Bilhassa “Gazeteler bana mesaj veriyordu” başlığıyla verilen haber bu açıdan çok enteresandı. Buna göre Filiz, “Gazetelerden bana şifreli mesajlar geliyordu” demekteydi. İlk anda (“İlk anda”lara kanmamak gerek azıcık “saksıyı çalıştırmak” yeter!) insana “Deli saçması” gibi gelen ve “Acaba kendisini akıl hastası gibi gösterip, rapor alıp, yırtmaya mı çalışıyor?” diye düşündüren bu olay bir başka açıdan bakıldığında hayli “garip” görünüyordu.

Şimdi bakalım Atalay Filiz bilhassa Galatasaray Lisesi’nde yatılı kaldığı döneme ilişkin bu konuda neler demiş?..

“11 yaşımdan itibaren sürekli gazete okuyordum. Okuduğum gazetelerin bana mesaj verdiğini fark ettim. Mesela okuduğum gazetelerde bana ‘Atalay sen kantinden gofret çal’ gibi mesaj verildiğini fark etmem nedeniyle okulun kantininden gofret ya da çikolata çalıyordum. Bana gizli mesaj olarak iletiliyordu.”

Devam edelim…

“Bu dönemde yaşım da büyüdüğü için okuduğum gazetelerden daha farklı mesajlar almaya başladım. Bu mesajlarda bana takı, elektronik eşya gibi değerli şeyleri çalmam söyleniyordu. Ben de bu mesajlar doğrultusunda okuldan çıktıktan sonra İstiklal Caddesi’ndeki dükkanlardan hafıza kartı, kolye, küpe gibi takı eşyaları çalıyordum. Bana mesaj verdiğini düşündüğüm gazetelerin tamamını evde dolabımda ve yatağımın altında saklıyordum”

Tekrar devam…

“Gazete yazılarından aldığım mesajlar benim hayatımı esir etmişti. Sıradan bir gazete yazısını okur okumaz hemen anında mesaj alamıyordum. Ancak gazeteyi 1 saat okuyordum. 1 saat okuduktan sora mesajları tespit ediyordum ve bu mesajlara göre hareket ediyordum. Ancak kesinlikle o dönemde herhangi bir kişiyi öldürmem ya da başka şekilde zarar vermem söylenmiyordu”
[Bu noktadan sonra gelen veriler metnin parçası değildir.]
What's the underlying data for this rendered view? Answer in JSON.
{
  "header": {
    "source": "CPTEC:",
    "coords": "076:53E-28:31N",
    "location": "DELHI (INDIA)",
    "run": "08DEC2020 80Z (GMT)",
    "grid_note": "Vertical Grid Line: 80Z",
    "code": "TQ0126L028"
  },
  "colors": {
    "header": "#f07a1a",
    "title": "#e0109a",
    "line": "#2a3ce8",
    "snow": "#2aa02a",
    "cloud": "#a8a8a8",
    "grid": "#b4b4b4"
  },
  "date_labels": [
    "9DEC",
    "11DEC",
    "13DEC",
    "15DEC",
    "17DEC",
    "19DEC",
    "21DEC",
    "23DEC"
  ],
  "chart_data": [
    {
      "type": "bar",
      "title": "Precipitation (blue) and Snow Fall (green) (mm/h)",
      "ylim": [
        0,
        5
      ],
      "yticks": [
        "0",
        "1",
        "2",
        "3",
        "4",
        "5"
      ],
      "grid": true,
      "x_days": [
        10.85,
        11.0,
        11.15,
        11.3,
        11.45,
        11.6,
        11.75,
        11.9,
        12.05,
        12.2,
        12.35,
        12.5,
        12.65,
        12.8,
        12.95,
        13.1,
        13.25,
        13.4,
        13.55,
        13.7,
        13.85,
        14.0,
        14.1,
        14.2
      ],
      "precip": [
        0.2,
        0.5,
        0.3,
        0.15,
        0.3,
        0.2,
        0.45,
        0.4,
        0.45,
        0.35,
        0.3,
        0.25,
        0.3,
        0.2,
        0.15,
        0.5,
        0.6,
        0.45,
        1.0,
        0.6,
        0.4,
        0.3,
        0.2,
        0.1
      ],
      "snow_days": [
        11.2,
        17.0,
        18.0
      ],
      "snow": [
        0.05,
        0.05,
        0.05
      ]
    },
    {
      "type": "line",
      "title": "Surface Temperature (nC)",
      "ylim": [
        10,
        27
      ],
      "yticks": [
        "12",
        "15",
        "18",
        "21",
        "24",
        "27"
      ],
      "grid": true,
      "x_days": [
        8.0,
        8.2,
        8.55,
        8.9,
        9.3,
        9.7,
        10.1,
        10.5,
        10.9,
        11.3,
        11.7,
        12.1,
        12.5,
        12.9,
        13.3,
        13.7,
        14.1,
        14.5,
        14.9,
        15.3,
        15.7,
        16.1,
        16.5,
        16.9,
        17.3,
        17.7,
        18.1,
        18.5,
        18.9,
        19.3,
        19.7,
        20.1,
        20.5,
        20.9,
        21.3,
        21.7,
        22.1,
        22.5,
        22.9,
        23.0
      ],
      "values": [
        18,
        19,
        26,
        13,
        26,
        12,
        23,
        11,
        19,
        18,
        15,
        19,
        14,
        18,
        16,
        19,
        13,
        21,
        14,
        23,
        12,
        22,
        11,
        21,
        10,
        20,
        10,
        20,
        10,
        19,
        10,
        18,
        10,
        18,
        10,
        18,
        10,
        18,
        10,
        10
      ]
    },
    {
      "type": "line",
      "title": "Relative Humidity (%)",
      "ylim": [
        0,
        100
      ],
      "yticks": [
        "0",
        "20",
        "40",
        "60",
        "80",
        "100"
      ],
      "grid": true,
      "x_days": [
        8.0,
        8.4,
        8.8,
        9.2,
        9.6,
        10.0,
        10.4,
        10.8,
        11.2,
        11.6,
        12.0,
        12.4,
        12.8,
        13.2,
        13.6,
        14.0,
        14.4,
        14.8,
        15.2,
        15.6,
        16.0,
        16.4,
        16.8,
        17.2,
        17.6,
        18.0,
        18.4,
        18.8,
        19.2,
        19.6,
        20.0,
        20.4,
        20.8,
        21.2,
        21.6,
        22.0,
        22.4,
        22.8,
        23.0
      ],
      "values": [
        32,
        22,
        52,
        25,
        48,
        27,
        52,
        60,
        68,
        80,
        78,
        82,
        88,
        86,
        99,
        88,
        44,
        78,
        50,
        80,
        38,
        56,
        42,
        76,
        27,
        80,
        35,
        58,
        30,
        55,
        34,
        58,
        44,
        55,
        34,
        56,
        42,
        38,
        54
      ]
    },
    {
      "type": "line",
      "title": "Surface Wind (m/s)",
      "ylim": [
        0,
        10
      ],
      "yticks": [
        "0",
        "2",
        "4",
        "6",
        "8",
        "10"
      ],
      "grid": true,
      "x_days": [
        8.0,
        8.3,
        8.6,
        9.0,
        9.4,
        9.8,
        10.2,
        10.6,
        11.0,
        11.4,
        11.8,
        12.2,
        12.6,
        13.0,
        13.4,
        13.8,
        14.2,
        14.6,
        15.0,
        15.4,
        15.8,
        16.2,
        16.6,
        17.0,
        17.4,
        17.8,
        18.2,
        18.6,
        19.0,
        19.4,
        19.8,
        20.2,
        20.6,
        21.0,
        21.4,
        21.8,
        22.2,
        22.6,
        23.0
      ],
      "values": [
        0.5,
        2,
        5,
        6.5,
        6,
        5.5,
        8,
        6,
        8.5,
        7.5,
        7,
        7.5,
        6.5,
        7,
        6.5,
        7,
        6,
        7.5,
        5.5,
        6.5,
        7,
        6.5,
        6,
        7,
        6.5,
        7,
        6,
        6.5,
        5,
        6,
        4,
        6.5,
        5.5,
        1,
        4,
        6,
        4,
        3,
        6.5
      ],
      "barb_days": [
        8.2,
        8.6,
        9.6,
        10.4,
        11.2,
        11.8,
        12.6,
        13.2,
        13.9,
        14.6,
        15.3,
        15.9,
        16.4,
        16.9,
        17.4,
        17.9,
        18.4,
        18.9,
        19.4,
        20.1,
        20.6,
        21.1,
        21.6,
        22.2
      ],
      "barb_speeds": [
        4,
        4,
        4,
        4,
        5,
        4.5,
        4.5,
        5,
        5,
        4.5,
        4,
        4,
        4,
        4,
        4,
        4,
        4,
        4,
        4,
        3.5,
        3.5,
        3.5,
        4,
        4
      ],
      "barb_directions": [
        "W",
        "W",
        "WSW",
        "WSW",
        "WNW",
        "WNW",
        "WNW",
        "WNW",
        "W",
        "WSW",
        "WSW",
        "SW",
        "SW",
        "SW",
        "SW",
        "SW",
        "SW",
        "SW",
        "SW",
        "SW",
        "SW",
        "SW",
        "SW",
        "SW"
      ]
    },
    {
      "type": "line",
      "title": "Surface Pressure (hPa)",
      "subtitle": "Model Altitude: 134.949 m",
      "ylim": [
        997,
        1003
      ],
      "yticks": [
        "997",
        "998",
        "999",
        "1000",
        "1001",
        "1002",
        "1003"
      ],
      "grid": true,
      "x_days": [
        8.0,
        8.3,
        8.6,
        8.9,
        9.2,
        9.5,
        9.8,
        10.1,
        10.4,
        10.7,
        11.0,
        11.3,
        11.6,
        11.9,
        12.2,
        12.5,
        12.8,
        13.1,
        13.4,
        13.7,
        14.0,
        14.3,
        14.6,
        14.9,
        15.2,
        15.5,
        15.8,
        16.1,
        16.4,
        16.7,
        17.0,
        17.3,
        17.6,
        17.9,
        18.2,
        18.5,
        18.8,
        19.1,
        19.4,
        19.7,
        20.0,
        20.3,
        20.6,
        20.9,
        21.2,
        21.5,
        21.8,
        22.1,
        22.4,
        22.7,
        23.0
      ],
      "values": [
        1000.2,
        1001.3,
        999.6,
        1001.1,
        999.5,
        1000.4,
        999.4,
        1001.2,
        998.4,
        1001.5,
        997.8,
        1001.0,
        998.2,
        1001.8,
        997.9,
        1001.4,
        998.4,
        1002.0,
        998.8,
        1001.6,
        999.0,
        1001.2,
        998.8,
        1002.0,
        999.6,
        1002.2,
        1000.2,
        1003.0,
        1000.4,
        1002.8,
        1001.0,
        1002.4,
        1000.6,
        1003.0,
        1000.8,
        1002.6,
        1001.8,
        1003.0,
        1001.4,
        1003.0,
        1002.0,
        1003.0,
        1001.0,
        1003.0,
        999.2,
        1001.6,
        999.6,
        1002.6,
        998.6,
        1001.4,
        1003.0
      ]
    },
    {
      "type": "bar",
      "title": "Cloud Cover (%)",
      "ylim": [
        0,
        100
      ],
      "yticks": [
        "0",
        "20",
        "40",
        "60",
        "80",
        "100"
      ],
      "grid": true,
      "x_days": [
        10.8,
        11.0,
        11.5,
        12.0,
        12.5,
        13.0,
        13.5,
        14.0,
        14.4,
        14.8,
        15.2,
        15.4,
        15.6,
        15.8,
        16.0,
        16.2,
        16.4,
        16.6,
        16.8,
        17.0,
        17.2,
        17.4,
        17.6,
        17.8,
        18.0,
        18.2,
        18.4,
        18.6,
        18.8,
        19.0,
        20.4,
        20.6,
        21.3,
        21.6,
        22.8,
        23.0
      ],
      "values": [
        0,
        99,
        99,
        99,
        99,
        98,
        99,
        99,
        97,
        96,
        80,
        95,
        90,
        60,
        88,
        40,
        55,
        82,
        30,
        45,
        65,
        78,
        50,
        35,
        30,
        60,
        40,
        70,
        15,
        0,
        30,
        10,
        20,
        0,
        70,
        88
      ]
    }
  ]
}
Bitmedi… Şimdi de Paris dönemine ilişkin…

“Hem Fransız hem de Fransa’da basılan Türk gazetelerini alıp okuyordum. Bu gazetelerin birisinde yazılan bir yazıdan aldığım mesajda bana bir takım araçları ve kişileri takip etme görevi verildi. Görevi yerine getirebilmem için Rower marka 1996 yada 1997 model aracı satın aldım. Verilen mesaj gereği bir takım insanları ve araçları takip ettim.”

Az sabredin… Şimdi de İtalya Kampı…

“Bir defasında okuduğum bir gazetede bana İtalya’ya bir yaz kampına katılıp burada bulunan insanlara kendimi Fransız olarak tanıtmam ve insanları inandırmam yönünde mesaj verildi.”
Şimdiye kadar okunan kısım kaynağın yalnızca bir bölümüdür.